Unfortunately, while chemistry is generally good at defining conventional notations for things, this is not the case with VPT2, which makes following the equations in different papers a bit of an adventure...
I have been writing a chapter of my thesis which covers vibrations in molecules and have been using a lot equations I have obtained from different sources, many of which include sums over multiple . I would like to make the notation more uniform, however. At the moment, I have several equations with sum notations appearing as follows: $$ \sum_{i} \sum_{j} \sum_{k} \sum_{l} g_{ijkl}q_iq_jq_kq_l $$ $$ \sum_{i,j,k,l = 1}\phi_{ijkl} Q_iQ_jQ_kQ_l $$ $$ \sum_{ijkl} q_iq_jq_kq_l $$ While I have been able to find out what the first example means, there are no resources I can find which explain what the second and third examples mean. To me, it looks like they are all mean the same thing, and I would therefore like to simplify all sums in this chapter using the third notation, but I'm not 100% certain. Considering some mathematical symbols look equivalent (i.e., are simplifications of more cumbersome equations) but are actually referring to slightly different operations, I am wary of changing the nomenclature without expert advice.
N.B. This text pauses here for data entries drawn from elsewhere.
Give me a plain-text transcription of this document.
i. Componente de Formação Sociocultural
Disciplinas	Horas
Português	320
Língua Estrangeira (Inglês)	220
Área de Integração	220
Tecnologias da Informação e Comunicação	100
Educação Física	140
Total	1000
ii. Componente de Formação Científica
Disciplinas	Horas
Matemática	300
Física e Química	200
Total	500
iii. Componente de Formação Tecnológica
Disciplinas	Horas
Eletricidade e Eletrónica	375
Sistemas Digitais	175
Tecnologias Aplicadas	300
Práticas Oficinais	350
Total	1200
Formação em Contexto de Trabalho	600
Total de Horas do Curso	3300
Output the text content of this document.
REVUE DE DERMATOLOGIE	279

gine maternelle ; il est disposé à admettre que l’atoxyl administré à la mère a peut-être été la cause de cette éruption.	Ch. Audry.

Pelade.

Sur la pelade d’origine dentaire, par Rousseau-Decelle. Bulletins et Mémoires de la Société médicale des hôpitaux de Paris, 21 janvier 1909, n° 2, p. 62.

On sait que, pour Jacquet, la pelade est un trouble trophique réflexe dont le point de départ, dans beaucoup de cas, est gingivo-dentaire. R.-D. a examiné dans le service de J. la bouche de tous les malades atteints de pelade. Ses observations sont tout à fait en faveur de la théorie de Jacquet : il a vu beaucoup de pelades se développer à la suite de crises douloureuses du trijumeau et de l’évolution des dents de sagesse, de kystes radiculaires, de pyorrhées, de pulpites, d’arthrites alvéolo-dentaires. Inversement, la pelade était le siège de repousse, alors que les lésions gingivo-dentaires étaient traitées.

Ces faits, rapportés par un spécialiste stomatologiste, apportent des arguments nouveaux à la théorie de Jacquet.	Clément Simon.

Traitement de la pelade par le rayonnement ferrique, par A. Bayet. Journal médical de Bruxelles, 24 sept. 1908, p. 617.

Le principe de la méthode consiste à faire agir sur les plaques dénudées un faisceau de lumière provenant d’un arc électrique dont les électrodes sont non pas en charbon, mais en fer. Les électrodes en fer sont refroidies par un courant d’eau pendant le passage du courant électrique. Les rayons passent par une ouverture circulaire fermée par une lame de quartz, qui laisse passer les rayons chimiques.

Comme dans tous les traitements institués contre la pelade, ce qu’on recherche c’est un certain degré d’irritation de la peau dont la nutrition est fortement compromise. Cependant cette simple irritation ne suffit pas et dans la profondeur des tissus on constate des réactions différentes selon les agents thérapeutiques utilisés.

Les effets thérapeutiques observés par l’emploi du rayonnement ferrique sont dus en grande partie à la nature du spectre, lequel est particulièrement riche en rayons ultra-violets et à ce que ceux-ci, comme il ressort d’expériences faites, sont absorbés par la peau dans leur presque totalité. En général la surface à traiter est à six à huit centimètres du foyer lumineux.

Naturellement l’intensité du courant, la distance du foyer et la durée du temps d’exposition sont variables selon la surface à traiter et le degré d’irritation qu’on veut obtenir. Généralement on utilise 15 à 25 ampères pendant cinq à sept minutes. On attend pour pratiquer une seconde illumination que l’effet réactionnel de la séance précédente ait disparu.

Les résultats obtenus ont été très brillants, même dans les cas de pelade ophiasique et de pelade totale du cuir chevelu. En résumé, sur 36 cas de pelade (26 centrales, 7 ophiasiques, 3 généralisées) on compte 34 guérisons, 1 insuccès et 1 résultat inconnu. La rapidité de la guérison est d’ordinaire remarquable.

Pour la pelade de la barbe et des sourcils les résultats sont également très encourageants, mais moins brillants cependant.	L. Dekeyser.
So, are all of these different notations equivalent (i.e., summing over all combinations of $i$, $j$, $k$, $l$, from 1 to a final number [usually $3N$]) or do all have slightly different meanings?
These notations are indeed the exact same. The second and third ones are better in the case where you impose conditions like "$(i,j,k,l), i \neq k, k \neq l+2$" and are generally preferred over the longer one besides manipulations like sum exchanges and the like.